Patents are among the better known forms of intellectual property. Patents can be particularly beneficial because they can cover wide-ranging technical concepts, including features of products and methods of making, installing and using. 

Computer-implemented inventions

For many, patents for computer-implemented inventions are controversial, but have been successfully granted across jurisdictions including the US, UK and Europe. However, the patentability of such inventions varies between jurisdictions and some exclude certain computer programs from patentability.

The European Patent Office (EPO) will potentially allow a patent if the claimed subject matter is novel and inventive and provides a technical contribution in a technical field – even if the invention is computer-implemented. An inventive computer program itself can potentially be patented at the EPO if it is capable of bringing about, when running on a computer, a further technical effect going beyond the “normal” physical interactions between the program (software) and the computer (hardware) on which it is run.

Intellectual property can be layered to combine the benefits. For example, copyright provides a degree of protection for computer software code and automatically exists when the code is tangibly fixed and set down. However, the protection afforded by it is generally not as strong as patent protection, because copyright is only infringed by copying – rather than independent creation – which can be difficult to prove.

Also, copyright is intended to cover an expression of an idea, rather than the idea itself.
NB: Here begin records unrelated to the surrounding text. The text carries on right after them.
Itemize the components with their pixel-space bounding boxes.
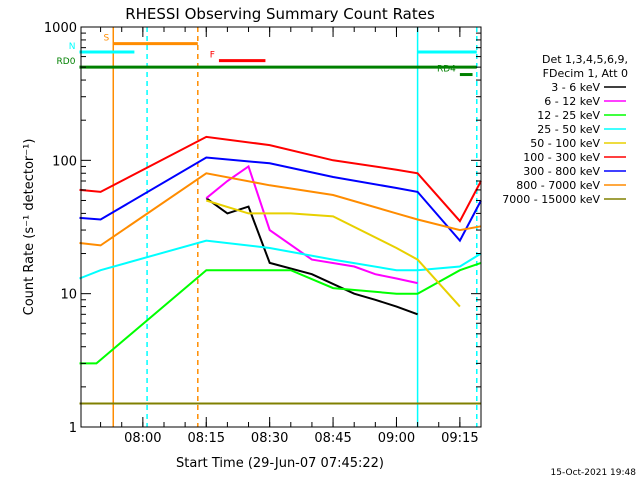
series-lines <box>79 135 482 405</box>
x-tick-label: 08:30 <box>251 431 288 446</box>
x-tick-label: 08:00 <box>124 431 161 446</box>
legend-title: FDecim 1, Att 0 <box>543 67 628 80</box>
annotation-label: RD0 <box>57 57 76 67</box>
chart-title: RHESSI Observing Summary Count Rates <box>125 5 435 23</box>
series-line <box>205 197 418 316</box>
legend-label: 25 - 50 keV <box>537 123 600 136</box>
legend-label: 3 - 6 keV <box>551 81 600 94</box>
series-line <box>206 199 461 308</box>
legend-label: 300 - 800 keV <box>523 165 600 178</box>
x-tick-label: 09:00 <box>378 431 415 446</box>
series-line <box>79 135 482 223</box>
y-tick-label: 10 <box>60 288 77 303</box>
y-axis-label: Count Rate (s⁻¹ detector⁻¹) <box>22 139 37 316</box>
legend-label: 12 - 25 keV <box>537 109 600 122</box>
plot-frame <box>80 26 482 428</box>
vertical-markers <box>112 27 478 427</box>
annotation-label: F <box>210 51 215 61</box>
x-axis-label: Start Time (29-Jun-07 07:45:22) <box>176 456 384 471</box>
y-tick-label: 100 <box>52 154 77 169</box>
x-tick-label: 08:15 <box>188 431 225 446</box>
legend-label: 100 - 300 keV <box>523 151 600 164</box>
x-tick-label: 08:45 <box>314 431 351 446</box>
series-line <box>205 164 418 285</box>
series-line <box>79 172 482 247</box>
y-axis: 1 10 100 1000 <box>44 21 481 436</box>
legend-title: Det 1,3,4,5,6,9, <box>542 53 628 66</box>
legend-label: 800 - 7000 keV <box>516 179 600 192</box>
time-annotation-bars: S N F RD0 RD4 <box>57 34 477 77</box>
y-tick-label: 1 <box>69 421 77 436</box>
y-tick-label: 1000 <box>44 21 77 36</box>
series-line <box>79 156 482 243</box>
footer-date: 15-Oct-2021 19:48 <box>551 468 637 478</box>
x-axis: 08:00 08:15 08:30 08:45 09:00 09:15 <box>100 27 482 446</box>
legend-label: 7000 - 15000 keV <box>502 193 600 206</box>
series-line <box>79 239 482 280</box>
x-tick-label: 09:15 <box>441 431 478 446</box>
series-line <box>79 261 482 365</box>
legend: Det 1,3,4,5,6,9,FDecim 1, Att 03 - 6 keV… <box>502 53 628 206</box>
annotation-label: N <box>69 42 76 52</box>
annotation-label: RD4 <box>437 65 456 75</box>
legend-label: 50 - 100 keV <box>530 137 600 150</box>
annotation-label: S <box>104 34 110 44</box>
legend-label: 6 - 12 keV <box>544 95 600 108</box>
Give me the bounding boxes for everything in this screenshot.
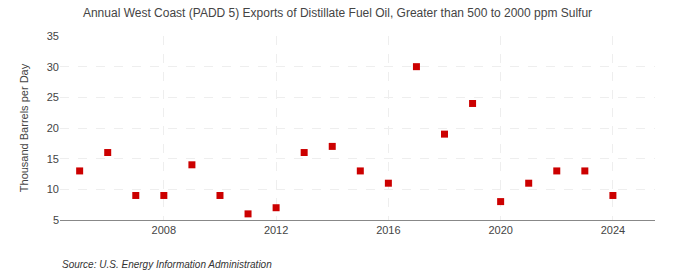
svg-text:2012: 2012 — [264, 224, 288, 236]
svg-text:10: 10 — [47, 183, 59, 195]
svg-text:2008: 2008 — [152, 224, 176, 236]
svg-text:25: 25 — [47, 91, 59, 103]
svg-text:5: 5 — [53, 214, 59, 226]
svg-text:Source: U.S. Energy Informatio: Source: U.S. Energy Information Administ… — [62, 259, 272, 270]
svg-text:2024: 2024 — [601, 224, 625, 236]
svg-text:2020: 2020 — [488, 224, 512, 236]
svg-text:20: 20 — [47, 122, 59, 134]
svg-text:Thousand Barrels per Day: Thousand Barrels per Day — [18, 63, 30, 192]
svg-text:15: 15 — [47, 153, 59, 165]
svg-text:Annual West Coast (PADD 5) Exp: Annual West Coast (PADD 5) Exports of Di… — [83, 6, 592, 20]
svg-text:30: 30 — [47, 61, 59, 73]
svg-text:2016: 2016 — [376, 224, 400, 236]
svg-text:35: 35 — [47, 30, 59, 42]
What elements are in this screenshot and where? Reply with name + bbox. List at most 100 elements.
As such, copyright protection generally applies to the code, while patent protection can potentially apply more broadly to the fundamental new ideas and concepts that may lie behind a new piece of software.

Essentially, there are a number of mechanisms available to protect intellectual property associated with digital innovation – and it is up to the innovators to make sure that the results of their skill, investment and labour are protected.

Given the rapid speed of digital change, it is increasingly important to have a strategy in place to make the most of your intellectual property.